The significant advantage that a systems integrator has is their proximity to the church client. Proactive sales calls, demonstrating new technology while also reviewing existing systems, is a huge customer satisfaction touch-point. Even in the age of the mobile customer and the explosive growth of social media, a personal handshake, warm smile and a cup of Starbucks goes a long way towards maintaining and deepening the customer relationship. Here again, the emotional intelligence of understanding the viewpoint and expectations of the user will help greatly in ingratiating the vendor and the manufacturer.
Negative Sentiments Kill Brands
Above, the stats were clear about how important good customer service is massively important. Additional data comes from statistics compiled by Technical Assistance Research Program (TARP) that details the overwhelming power of a negative brand perception:
“A typical unhappy customer tells 10 people about his problem.”
“One in five really unhappy customers tells 20 people about her problem.”
“A satisfied complainer will tell five people how excellent your service is if you solve the problem in his favor on the spot.”
Combined, these studies reveal that customers will not only pay more for competitor’s products/services after a bad customer service experience, they’ll go out of their way to harm your brand image!
Hello?! Tell me again how much you’re spending on marketing, trade show booths, lunch-n-learns and sales spiffs? Anyone see the imbalance of this customer relationship equation? Most of the resources are spent before the sale when the brand image is likely more negatively affected after the sale than positive marketing can overcome.
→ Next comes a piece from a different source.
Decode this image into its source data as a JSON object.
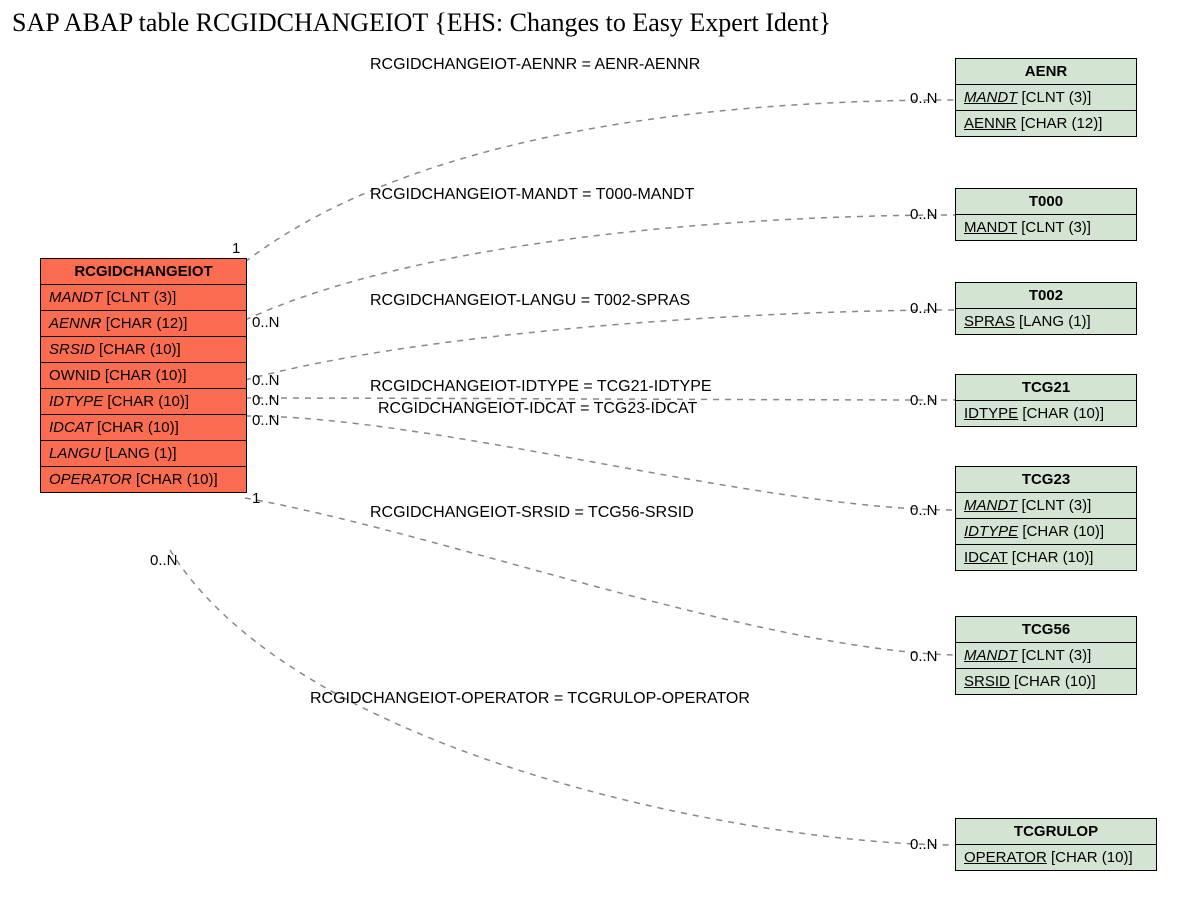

I wish I could tell you that churches are wholly different; that they’d go out of their way to work with you to solve their problems and never publicly gripe about poor customer service. And while I can say that there are many gracious people in today’s churches, my own experience has shown that when pushed far enough (or ignored long enough), people are still people and will harm a brand’s image vis-å-vis their experience. This is almost always preventable with the clear lines of communication between the user, the vendor and the manufacturer. Look, social media has leveled the playing field and given everyone a voice — and a loud one, at that. Manufacturers need to allow for — I’d go so far as solicit — feedback directly from customers for instances where the vendor isn’t meeting the expectations of the church. When it comes right down to it, the vendor’s name isn’t the logo on the box! The user will assign blame all the way up the ladder, starting with the vendor and ending with the manufacturer. For this reason alone, it’s important to give the user’s voice a safe, effective, non-public outlet to solve the problem before it goes viral!
But let’s not forget one of those important statistics cited above: A satisfied customer will tell five friends about excellent customer service when you fix their problem then and there — whether that’s on a call, in a live chat session or in-person. And, as I’ve described before on rAVe, churches have a higher-than-average referral ratio, and can greatly help a good product and a good vendor sell to other churches.
What’s been your experience with helping churches during their times of need? Any lessons that would serve the industry — and the clients?